Using the Pythagoras theorem for an OBC rightangled triangle it is possible to deduce the formula to the distance to the horizon.
AB = h (height of eyes of the observer above sea level in undergrounds)
OA = OC = r (ray of the Earth)
BC = d (looked distance to the horizon of the observer)
BO = h + r
CO = r
so
BO^{2} = BC^{2} + CO^{2}
(h + r)^{2} = d^{2} + r^{2}
next because
We are placing the mean of the ray in front of the globe R = 6370 x 10^{3} m and we are sharing the result through 1852 m in order to get nautical miles.
The composite thickness is causing atmospheres that light rays are yielding to certain bending, so the distance to the horizon will be a little bit bigger.
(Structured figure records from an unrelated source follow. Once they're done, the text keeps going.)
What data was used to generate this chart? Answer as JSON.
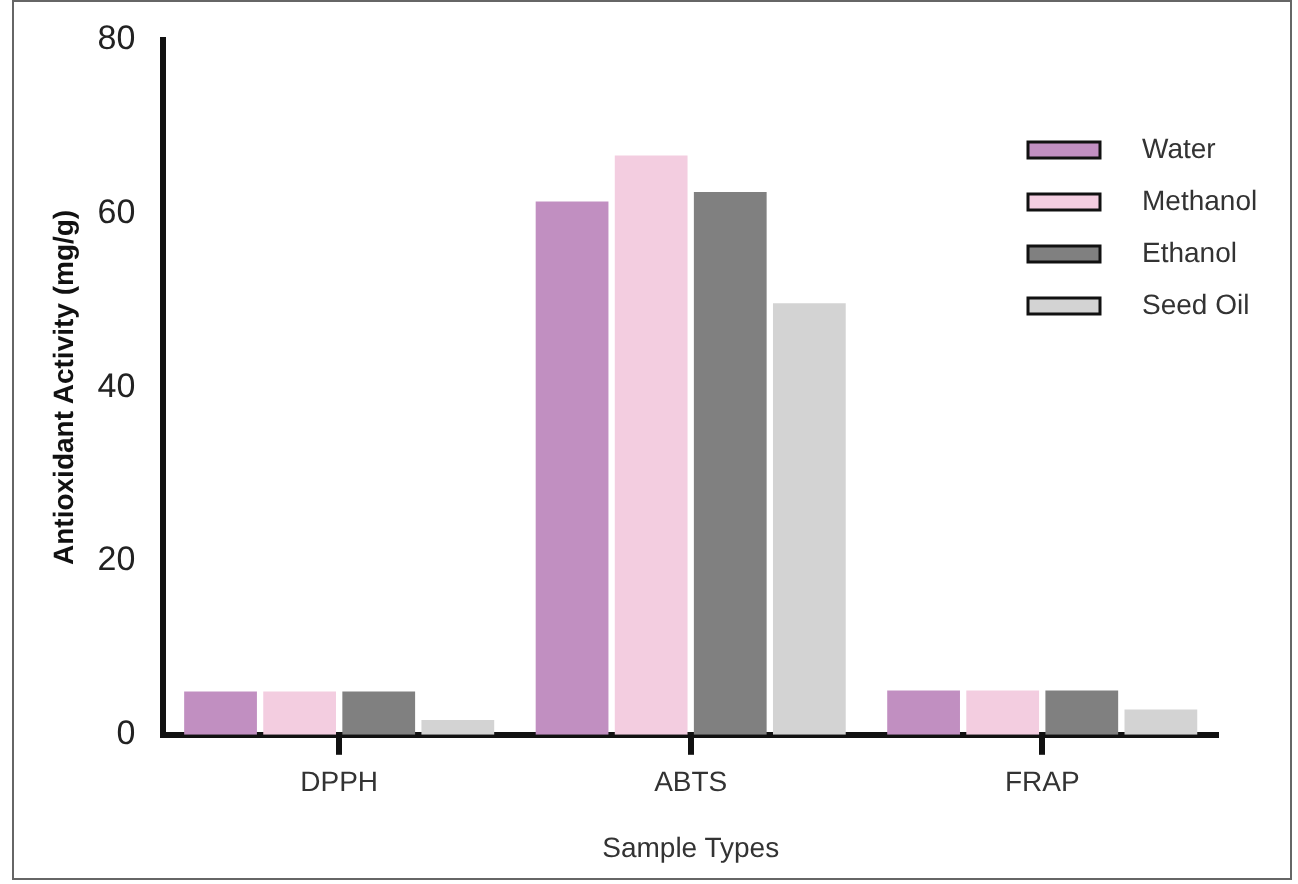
{
  "chart_data": {
    "type": "bar",
    "xlabel": "Sample Types",
    "ylabel": "Antioxidant Activity (mg/g)",
    "categories": [
      "DPPH",
      "ABTS",
      "FRAP"
    ],
    "series": [
      {
        "name": "Water",
        "color": "#c18fc1",
        "values": [
          5.0,
          61.4,
          5.1
        ]
      },
      {
        "name": "Methanol",
        "color": "#f3cde0",
        "values": [
          5.0,
          66.7,
          5.1
        ]
      },
      {
        "name": "Ethanol",
        "color": "#808080",
        "values": [
          5.0,
          62.5,
          5.1
        ]
      },
      {
        "name": "Seed Oil",
        "color": "#d3d3d3",
        "values": [
          1.7,
          49.7,
          2.9
        ]
      }
    ],
    "ylim": [
      0,
      80
    ],
    "yticks": [
      0,
      20,
      40,
      60,
      80
    ],
    "grid": false,
    "legend": "top right"
  }
}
The pattern is longing for the refraction for the average this way:
A rough formula is often practiced, where instead of value 2,08 we are putting value 2. Cursory defining the height of the observer above sea level, changing visibility
and changes in the refraction are causing that one should treat the result with the big carefulness.
We can from the model calculate the distance to the horizon or to the object about the known height (for example lights of the lighthouse) using the moment which the light is hiding behind the horizon. To grab such a moment hold of best when the light is visible for the observer standing aboard and invisible for the sitting observer.